PKK-linked PYD's leader Muslim admits continuation of US arms support despite denials

Published 11.01.2017 00:00

While the U.S. Embassy in Ankara denies providing arms in support of the PKK terrorist organization's Syrian offshoot the Democratic Union Party (PYD), PYD leader Salih Muslim has admitted that they are still receiving arms support from the U.S. ''We continue to have good relations with the U.S. according to information that we received from the Syrian Democratic Forces (SDF), the military assistance of the U.S. still continues," Muslim told the Russian news agency Sputnik on Jan. 10.

Previously on Dec. 28, the U.S. Embassy in Ankara categorically denied claims that the U.S. is not providing arms to the YPG, asserting: ''The U.S. government has not provided weapons or explosives to the YPG or the PKK – period. We have repeatedly condemned PKK terrorist attacks and the group's reprehensible violence in Turkey," the statement said. In response to this statement, Turkish Foreign Minister Mevlüt Çavuşoğlu argued that the U.S. is supplying weapons to PKK-affiliated YPG terrorists in Syria. "Until today, the U.S. has given weapons to the YPG," Çavuşoğlu said on Dec. 29

Ankara considers the YPG a terror group and the Syrian offshoot of the outlawed PKK, which itself is listed as a terror organization by the U.S., Turkey and the EU.

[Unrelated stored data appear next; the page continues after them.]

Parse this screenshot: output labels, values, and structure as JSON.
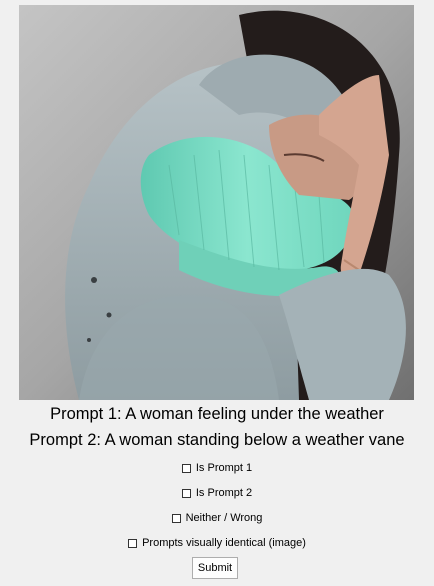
{
  "image": {
    "icon": "photo-woman-face-covered"
  },
  "prompts": {
    "prompt1": "Prompt 1: A woman feeling under the weather",
    "prompt2": "Prompt 2: A woman standing below a weather vane"
  },
  "options": [
    {
      "label": "Is Prompt 1",
      "checked": false
    },
    {
      "label": "Is Prompt 2",
      "checked": false
    },
    {
      "label": "Neither / Wrong",
      "checked": false
    },
    {
      "label": "Prompts visually identical (image)",
      "checked": false
    }
  ],
  "submit_label": "Submit",
  "colors": {
    "window_bg": "#f0f0f0",
    "scarf": "#7fdcc5",
    "hoodie": "#a7b4b8",
    "hair": "#2a2221"
  }
}
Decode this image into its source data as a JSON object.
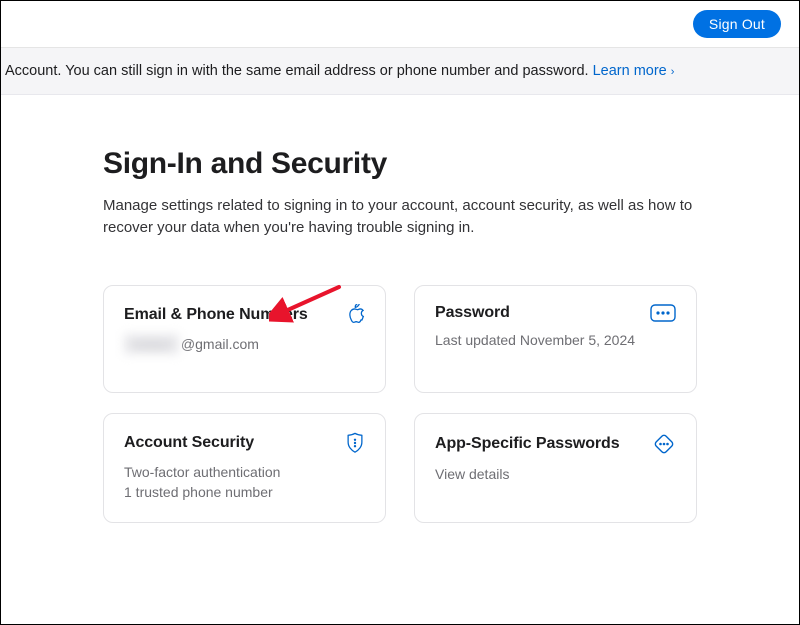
{
  "header": {
    "sign_out_label": "Sign Out"
  },
  "banner": {
    "text_prefix": "Account. You can still sign in with the same email address or phone number and password. ",
    "learn_more_label": "Learn more"
  },
  "page": {
    "title": "Sign-In and Security",
    "description": "Manage settings related to signing in to your account, account security, as well as how to recover your data when you're having trouble signing in."
  },
  "cards": {
    "email": {
      "title": "Email & Phone Numbers",
      "redacted_placeholder": "redact",
      "email_suffix": "@gmail.com",
      "icon": "apple-icon"
    },
    "password": {
      "title": "Password",
      "detail": "Last updated November 5, 2024",
      "icon": "dots-icon"
    },
    "account_security": {
      "title": "Account Security",
      "line1": "Two-factor authentication",
      "line2": "1 trusted phone number",
      "icon": "shield-icon"
    },
    "app_passwords": {
      "title": "App-Specific Passwords",
      "detail": "View details",
      "icon": "diamond-dots-icon"
    }
  }
}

Turkey argues that there is no difference between the YPG and the PKK, as they share the same leadership, ideology and organic organizational links. Consequently, Ankara has repeatedly said that any military support give to the PYD/YPG would eventually be transferred to the PKK and ultimately be used against Turkey.

Unlike the PKK, Washington does not list the YPG as a terrorist group. Contrarily, the U.S. has previously sent military advisers and arms to Kobani to assist the YPG in its offensive on Manbij, located west of the Euphrates River near Aleppo.

Tensions between Turkey and the U.S. have particularly risen in recent months as Turkey demanded that all elements affiliated with the PKK terrorist organization must leave the Syrian town of Manbij, located on the western banks of the Euphrates River before crossing back to the eastern banks of the river after helping local Arab forces liberate the town of Daesh.

Although the Pentagon previously said the fighters had left the city, it later appeared that YPG terrorists had resumed their advance west of the Euphrates at the same time that U.S. officials were pledging the removal of the YPG presence.

Meanwhile, the Syrian Kurdish YPG militia and its political arm the PYD will not be invited to planned peace talks in Kazakhstan, a PYD official said on Tuesday, an outcome that would leave a key player in the conflict off the negotiating table.